How does this happen?
As part of supply chain attacks, cybercriminals identify the weakest link in terms of online security and try obtain access to its systems. This way, once compromised, it is easier for them to reach other companies in the chain.
Minimise the risks
Being aware of online risks as regards your supply chain and taking measures to mitigate them will not only improve your security, but it will also help to generate trust with your customers and suppliers.

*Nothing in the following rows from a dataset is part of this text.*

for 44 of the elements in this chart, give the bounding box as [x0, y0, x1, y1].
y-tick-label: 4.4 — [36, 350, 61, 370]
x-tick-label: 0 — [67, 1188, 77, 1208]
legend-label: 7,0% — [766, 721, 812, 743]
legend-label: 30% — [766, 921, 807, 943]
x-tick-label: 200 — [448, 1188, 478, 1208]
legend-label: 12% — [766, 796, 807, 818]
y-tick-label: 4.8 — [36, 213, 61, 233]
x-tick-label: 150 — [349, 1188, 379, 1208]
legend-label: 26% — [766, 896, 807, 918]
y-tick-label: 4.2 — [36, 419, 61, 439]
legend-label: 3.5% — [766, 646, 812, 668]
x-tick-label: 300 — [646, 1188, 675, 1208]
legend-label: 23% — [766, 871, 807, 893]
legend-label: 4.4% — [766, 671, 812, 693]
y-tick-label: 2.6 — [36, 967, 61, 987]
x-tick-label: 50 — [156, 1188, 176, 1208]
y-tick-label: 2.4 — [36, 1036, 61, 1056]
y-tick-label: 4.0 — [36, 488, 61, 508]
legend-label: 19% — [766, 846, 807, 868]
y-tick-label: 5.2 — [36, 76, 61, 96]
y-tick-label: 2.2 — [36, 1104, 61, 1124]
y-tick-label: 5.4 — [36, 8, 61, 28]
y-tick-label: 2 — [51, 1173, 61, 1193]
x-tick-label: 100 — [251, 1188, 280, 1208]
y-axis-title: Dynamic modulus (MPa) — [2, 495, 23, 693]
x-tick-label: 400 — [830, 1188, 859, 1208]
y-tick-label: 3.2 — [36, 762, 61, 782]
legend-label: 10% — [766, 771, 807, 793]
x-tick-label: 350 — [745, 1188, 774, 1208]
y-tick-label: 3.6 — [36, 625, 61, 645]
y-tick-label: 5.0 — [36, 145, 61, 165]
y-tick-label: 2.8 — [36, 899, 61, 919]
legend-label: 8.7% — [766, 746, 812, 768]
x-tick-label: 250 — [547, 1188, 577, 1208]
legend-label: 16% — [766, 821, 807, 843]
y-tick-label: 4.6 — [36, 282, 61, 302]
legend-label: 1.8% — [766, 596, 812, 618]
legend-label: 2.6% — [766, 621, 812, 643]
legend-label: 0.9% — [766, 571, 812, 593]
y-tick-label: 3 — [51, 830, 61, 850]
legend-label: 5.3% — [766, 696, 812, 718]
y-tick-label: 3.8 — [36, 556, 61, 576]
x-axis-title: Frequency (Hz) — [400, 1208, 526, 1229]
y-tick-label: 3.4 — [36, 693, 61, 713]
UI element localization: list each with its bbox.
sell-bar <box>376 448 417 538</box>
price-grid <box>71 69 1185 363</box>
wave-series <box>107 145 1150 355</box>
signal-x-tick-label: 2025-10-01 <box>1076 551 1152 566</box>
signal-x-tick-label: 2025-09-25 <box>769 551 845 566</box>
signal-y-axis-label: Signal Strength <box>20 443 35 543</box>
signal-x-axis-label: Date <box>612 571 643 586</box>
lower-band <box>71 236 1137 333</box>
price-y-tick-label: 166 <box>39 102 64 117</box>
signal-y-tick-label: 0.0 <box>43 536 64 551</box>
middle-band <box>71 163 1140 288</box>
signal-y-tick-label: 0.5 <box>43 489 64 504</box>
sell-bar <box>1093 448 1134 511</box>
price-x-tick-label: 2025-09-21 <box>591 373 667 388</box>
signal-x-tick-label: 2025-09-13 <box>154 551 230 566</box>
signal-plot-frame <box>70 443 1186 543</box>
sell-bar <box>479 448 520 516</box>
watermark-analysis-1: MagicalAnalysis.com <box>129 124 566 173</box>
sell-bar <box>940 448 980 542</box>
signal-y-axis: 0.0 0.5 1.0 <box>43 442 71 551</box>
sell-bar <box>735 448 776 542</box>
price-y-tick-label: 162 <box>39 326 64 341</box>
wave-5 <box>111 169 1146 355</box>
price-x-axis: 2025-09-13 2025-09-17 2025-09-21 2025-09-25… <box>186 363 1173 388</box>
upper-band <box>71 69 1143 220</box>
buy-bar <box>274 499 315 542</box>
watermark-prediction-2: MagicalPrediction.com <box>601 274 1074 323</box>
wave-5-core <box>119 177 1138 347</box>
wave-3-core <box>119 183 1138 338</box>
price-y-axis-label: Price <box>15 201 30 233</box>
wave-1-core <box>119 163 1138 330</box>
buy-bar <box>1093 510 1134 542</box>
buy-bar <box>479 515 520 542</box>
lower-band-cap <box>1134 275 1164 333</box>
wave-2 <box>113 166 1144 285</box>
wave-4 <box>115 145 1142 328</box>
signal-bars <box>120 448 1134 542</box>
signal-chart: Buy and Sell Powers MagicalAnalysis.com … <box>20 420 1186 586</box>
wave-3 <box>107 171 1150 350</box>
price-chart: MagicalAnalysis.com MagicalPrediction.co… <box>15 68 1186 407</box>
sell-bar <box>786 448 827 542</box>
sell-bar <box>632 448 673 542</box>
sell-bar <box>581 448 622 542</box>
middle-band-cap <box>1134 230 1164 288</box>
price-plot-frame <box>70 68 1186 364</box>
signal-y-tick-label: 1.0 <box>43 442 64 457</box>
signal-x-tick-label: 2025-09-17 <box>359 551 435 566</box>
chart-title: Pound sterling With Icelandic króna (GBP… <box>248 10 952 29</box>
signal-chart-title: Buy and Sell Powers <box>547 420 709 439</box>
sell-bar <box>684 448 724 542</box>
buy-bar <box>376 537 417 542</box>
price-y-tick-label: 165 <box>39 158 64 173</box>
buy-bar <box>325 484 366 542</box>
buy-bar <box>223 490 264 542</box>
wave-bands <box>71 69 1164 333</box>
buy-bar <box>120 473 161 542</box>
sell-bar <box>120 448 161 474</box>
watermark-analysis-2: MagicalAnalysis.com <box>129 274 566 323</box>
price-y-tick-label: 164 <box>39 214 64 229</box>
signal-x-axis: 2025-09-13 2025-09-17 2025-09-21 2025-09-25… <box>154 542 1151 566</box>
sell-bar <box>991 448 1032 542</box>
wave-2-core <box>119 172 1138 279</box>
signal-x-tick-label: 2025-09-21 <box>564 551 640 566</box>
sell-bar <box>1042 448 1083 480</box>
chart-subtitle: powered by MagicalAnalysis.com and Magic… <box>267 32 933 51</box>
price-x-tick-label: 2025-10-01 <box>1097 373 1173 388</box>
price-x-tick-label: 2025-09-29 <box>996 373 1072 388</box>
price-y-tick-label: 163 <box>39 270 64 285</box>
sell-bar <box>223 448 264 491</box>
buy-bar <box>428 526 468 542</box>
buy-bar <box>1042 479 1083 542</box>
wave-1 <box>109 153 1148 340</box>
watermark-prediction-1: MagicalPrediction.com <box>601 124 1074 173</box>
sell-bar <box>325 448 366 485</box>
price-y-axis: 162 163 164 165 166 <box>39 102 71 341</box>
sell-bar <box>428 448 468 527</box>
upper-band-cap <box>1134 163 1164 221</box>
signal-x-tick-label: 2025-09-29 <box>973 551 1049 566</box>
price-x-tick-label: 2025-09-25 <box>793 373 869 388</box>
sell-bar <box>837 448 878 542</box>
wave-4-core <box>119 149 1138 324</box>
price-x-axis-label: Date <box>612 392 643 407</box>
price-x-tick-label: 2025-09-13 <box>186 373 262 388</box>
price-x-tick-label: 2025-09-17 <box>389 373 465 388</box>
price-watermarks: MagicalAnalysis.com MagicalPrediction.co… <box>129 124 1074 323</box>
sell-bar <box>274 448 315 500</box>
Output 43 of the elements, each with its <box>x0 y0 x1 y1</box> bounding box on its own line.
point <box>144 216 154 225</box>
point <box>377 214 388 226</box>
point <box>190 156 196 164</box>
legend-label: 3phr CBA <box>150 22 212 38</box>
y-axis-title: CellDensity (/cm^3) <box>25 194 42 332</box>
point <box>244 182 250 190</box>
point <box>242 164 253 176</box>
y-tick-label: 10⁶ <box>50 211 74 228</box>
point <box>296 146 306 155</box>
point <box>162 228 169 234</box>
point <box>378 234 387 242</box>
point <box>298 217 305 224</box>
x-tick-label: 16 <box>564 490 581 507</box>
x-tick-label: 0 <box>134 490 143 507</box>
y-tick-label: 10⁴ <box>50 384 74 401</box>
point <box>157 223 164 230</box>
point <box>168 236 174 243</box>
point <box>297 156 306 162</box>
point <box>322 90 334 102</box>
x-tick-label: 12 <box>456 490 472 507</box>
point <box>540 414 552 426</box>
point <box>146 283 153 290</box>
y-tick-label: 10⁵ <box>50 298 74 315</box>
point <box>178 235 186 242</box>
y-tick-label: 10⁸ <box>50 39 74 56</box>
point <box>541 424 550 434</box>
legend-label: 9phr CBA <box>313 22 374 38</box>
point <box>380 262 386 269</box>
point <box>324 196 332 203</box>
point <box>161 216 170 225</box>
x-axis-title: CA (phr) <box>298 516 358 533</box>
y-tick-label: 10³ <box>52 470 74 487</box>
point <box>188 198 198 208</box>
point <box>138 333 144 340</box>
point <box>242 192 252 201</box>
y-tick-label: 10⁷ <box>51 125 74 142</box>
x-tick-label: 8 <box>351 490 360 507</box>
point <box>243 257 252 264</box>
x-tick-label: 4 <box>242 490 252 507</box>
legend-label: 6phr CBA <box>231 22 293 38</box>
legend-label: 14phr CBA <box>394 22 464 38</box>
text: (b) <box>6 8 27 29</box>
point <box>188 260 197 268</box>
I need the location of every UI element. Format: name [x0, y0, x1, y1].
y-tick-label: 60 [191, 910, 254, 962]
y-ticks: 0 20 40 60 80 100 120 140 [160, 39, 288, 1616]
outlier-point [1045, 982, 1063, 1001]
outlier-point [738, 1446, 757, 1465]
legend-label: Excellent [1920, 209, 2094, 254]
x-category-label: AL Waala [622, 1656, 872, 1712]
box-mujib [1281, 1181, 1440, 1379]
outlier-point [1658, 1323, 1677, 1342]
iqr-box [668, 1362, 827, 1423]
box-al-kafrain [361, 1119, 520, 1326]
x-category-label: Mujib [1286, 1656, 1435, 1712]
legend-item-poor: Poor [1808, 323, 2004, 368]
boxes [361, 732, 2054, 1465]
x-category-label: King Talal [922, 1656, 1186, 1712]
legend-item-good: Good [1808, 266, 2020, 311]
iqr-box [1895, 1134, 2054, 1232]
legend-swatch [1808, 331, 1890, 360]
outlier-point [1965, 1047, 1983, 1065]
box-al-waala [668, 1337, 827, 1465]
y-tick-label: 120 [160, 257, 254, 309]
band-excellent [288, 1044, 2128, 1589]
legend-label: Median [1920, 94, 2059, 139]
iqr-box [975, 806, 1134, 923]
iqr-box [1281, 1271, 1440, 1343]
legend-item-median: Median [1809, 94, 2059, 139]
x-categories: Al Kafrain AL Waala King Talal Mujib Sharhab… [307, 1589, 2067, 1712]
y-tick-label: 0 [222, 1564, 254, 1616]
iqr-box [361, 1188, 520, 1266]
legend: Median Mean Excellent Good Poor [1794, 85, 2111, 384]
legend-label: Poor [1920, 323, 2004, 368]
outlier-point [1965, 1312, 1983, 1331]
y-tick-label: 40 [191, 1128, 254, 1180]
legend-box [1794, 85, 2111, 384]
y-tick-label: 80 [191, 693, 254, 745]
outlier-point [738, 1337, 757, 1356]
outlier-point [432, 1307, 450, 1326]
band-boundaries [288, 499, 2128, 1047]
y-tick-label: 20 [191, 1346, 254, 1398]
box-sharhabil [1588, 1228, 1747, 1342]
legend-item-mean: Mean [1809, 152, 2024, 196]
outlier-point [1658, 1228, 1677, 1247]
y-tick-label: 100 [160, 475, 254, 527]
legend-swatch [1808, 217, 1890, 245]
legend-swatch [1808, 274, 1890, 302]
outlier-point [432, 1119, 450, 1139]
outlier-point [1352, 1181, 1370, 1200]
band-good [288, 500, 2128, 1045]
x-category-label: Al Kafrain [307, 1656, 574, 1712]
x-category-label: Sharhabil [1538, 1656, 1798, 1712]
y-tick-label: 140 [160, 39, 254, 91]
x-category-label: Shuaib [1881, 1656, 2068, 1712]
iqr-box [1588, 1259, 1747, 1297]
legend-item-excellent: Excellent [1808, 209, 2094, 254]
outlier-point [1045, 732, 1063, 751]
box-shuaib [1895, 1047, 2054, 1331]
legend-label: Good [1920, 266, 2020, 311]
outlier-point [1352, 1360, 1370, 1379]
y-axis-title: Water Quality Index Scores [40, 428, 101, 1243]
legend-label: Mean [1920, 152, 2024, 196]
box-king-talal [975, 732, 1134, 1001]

- Define your standards: define your company's risk appetite and the minimum standards for the third parties you work with. For example, using a shared web housing service is an affordable option, but you would probably prefer for your business' information to be separated from everybody else's.
- Assess your suppliers' risk regularly: when you start working with a new partner, find out more about their security controls and practices. Later on, regularly review them to make sure they are in line with the changing market trends.
- Keep your business in order: it's not just about your suppliers, you are part of the chain too. Are you taking appropriate action to protect your business online? Our 5 online security principles provide simple, practical tips so that everybody at your company can apply them.
What should you do if somebody in the chain suffers an attack?
- Establish an alert process and make sure that the employees who interact with them are informed.
- Make sure that you have a contingency plan in place about how to continue working until the problem is resolved.
- Run a comprehensive security analysis on your systems to make sure you haven't been affected.
- Change the passwords of all your accounts and programs you share with the affected third party.
If you suffer an attack, inform the members of your chain so that they can take the appropriate measures.